Wendy Lambert was exultant. The coordinator of the Chemainus Crofton Community Schools Association had been desperately worried, after the Cowichan Valley School District had cut the budget for her association by $28,000, that the entire program might be in jeopardy.
A hurriedly called meeting, however, rallied the community, and district officials reacted quickly by stepping forward to meet with community schools representatives.
“Good news!” Lambert emailed to her school community May 29. “This afternoon Heidi Elley and I, both from the CCSA, met with [schools superintendent] Joe Rhodes [secretary-treasurer] Robert Harper, [assistant superintendent] Lorna Newman and [assistant secretary-treasurer] Jason Sandquist, to discuss the 50 per cent cut to the CCSA in the [Cowichan Valley School District] budget for the immediate upcoming fiscal year. Mr. Rhodes and Mr. Harper both let us know that our full budget would be reinstated for this coming fiscal year.”

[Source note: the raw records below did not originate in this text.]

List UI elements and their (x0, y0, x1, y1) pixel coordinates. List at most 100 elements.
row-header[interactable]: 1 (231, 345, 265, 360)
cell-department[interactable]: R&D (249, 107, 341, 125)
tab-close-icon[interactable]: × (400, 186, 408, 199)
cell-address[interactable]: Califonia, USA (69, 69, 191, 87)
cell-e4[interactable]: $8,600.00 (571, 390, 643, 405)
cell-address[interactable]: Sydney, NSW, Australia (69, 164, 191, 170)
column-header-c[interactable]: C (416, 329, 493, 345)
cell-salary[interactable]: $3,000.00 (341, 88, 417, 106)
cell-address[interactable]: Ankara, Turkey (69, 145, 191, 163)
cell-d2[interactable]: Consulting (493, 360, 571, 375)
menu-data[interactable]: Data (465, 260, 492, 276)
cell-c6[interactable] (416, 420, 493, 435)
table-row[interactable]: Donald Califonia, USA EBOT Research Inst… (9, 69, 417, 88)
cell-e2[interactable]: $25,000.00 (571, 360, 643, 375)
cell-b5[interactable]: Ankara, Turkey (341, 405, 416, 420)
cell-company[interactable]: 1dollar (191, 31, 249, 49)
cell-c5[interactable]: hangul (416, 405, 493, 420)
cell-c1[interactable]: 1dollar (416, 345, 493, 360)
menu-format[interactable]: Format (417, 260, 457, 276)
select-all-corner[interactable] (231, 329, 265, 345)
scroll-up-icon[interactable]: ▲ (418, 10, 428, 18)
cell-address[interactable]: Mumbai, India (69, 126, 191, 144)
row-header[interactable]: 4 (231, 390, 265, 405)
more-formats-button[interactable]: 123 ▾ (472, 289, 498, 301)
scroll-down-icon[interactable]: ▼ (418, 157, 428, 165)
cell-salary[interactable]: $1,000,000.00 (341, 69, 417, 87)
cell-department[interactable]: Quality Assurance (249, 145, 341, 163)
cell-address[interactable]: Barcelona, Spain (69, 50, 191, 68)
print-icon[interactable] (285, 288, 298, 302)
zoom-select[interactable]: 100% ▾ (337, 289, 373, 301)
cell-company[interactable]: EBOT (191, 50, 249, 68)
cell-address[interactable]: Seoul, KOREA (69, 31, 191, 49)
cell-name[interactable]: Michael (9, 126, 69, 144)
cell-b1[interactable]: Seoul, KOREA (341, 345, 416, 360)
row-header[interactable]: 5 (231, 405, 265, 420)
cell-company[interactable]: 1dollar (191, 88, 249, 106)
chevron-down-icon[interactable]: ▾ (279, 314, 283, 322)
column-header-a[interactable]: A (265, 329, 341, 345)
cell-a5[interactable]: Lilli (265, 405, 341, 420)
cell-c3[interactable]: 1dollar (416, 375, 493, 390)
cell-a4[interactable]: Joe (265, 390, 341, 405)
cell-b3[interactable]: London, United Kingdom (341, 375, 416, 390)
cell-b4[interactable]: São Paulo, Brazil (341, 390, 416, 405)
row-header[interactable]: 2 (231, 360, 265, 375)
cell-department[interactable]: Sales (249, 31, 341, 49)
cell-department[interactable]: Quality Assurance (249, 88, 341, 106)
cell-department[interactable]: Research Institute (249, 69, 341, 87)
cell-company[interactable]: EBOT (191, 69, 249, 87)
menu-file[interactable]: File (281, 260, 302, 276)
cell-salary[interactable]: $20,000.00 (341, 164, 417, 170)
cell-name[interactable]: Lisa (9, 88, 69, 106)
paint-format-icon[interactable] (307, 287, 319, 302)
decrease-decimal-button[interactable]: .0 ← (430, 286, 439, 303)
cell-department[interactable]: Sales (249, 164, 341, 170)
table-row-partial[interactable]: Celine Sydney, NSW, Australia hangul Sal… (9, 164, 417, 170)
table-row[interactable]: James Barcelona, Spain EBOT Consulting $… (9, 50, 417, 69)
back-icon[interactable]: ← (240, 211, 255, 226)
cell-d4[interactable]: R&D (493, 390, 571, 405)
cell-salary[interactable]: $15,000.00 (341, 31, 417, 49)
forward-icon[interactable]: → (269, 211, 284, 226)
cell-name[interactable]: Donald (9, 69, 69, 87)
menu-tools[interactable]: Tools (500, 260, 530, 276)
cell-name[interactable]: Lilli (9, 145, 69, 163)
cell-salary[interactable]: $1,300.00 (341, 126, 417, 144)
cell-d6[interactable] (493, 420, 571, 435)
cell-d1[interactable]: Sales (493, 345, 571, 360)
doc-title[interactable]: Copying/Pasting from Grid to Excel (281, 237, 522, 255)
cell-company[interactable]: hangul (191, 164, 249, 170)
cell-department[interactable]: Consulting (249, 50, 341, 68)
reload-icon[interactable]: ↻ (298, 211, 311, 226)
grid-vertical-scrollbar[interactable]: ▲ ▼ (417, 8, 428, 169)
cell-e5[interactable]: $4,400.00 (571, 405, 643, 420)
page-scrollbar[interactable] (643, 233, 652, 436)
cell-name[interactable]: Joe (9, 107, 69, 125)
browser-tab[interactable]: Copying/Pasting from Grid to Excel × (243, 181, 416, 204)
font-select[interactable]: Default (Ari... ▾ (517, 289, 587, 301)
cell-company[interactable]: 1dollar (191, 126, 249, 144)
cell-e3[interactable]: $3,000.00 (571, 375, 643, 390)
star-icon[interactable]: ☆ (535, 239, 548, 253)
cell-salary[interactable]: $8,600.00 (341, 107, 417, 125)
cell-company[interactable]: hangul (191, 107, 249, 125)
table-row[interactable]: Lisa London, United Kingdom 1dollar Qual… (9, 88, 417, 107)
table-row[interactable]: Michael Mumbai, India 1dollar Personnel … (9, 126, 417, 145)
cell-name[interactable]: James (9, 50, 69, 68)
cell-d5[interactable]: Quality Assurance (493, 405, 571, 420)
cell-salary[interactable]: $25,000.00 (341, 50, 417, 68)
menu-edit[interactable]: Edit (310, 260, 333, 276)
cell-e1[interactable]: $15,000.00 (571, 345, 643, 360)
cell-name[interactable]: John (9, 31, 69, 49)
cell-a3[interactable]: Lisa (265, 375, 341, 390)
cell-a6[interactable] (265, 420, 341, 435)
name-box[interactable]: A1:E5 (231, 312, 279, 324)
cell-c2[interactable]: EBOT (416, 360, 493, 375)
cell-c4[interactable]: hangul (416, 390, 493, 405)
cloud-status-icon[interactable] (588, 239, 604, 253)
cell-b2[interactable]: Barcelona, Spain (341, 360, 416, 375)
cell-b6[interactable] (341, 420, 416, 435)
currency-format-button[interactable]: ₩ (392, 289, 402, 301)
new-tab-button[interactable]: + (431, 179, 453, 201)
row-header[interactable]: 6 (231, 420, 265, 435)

She thanked the community “who expressed such understanding and appreciation of the Community School programs and shared your concerns with others. Your prompt response was extremely helpful.”
Lambert also thanked the district for its second look.
“Administrators and community members have shown the strength of working together for our children and families. The numerous CCSA programs will continue for another year and I am sincerely grateful on behalf of our board, all our participants and our communities,” she said. The CCSA has its district funding reinstated until June 30, 2015.
“The administrators also expressed a willingness to have further conversations to discuss sustaining the budget. We have come a long way in a short time, and I hope we can achieve even more,” Lambert said.
Harper explained that the decision to reinstate the funds for a year is all about finding a permanent solution for the situation for the two North End areas.
“We’ve made a decision that we’ll put that money back into the community schools association for this year and then work with them during this year so we can help them build a sustainable organization,” he said.
The school district’s money, which pays staff salaries, kickstarts the efforts at the two schools, making it possible for them to line up all kinds of programs.
“Only about a quarter of the money they work with is from the district. I saw their financial statements and it’s just over $200,000 in total budget. Some of that is revenue from programs, some of that is grants from other organizations,” Harper said.
After school starts up again, district officials will put their head together with the community schools people, he said.
Several kids’ summer camp programs run by the CCSA, including IronKidz, The Amazing Race and Movie Mania are already set to go.